Is this the right approach or is there a better one?
 A: It is worth noting that a statistician should not look for "causation" as much as "association." There is no statistical method for identifying causation. In addition, the data set does not appear to have a variable that indicates when the user begins playing a game and when he stops playing a game. A user is always going to stop playing a game at some point since nobody lives forever, so what you actually want to know is whether or not the type of game/amount spent/amount won have an association with the length of time that a user plays a specific game or with the length of time that the user plays in total between games. So, the first two points that need to be understood are these: 1) when reporting findings, report them in terms of association, not causation, and 2) a variable needs to be created that indicates the length of play.
Once this variable is created, you should analyze scatter plot relationships of your variables, i.e. game type versus length of play, amount spent versus length of play, etc. to see if there is an identifiable relationship between your dependent variable (length of play) and any of your independent variables. The scatter plot analysis will also help you identify what kind of relationship that the two may exhibit. For example, what if the length of play has a logarithmic relationship to amount spent? Or, what if the relationship is non-linear in such a way that it cannot be transformed into a linear regression equation without also transforming the dependent variable? Knowing these details prior to fitting a model is important. 

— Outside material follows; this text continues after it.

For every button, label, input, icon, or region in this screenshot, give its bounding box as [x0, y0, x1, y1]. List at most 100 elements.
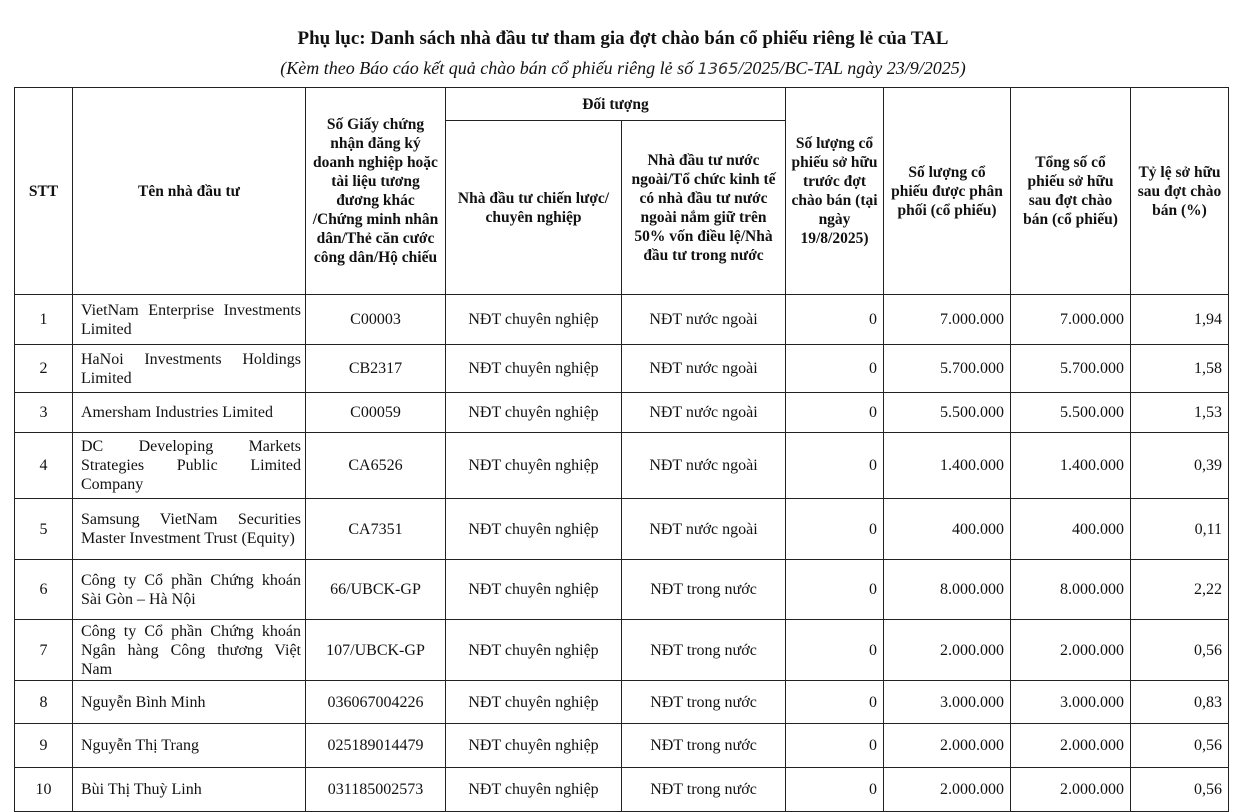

Once you have made an educated guess on your relationships after visual analysis of your scatter plots, you can then fit a regression model to the relationship. I would strongly recommend keeping the model linear if at all possible due to the wealth of theory that exists to support interpretation of the model. Several transformations exist, such as exponential, quadratic, and reciprocal transformations that will allow you to preserve the relationship in a linear format. If the relationship is truly non-linear and cannot be transformed in a way that preserves standard linear regression format (such as a power transformation), I would recommend using a generalized additive model to describe the relationship--the interpretation of such a model, though, is a different question entirely. Lastly, if you plan on creating a multiple regression model with multiple independent variables to your dependent, I would analyze correlations between your independent variables to see if any multi-collinearity may exist, in which case you would probably want to exclude one of the highly correlated variables (although is, too, can be a separate question).
I hope that this answer helps, and good luck!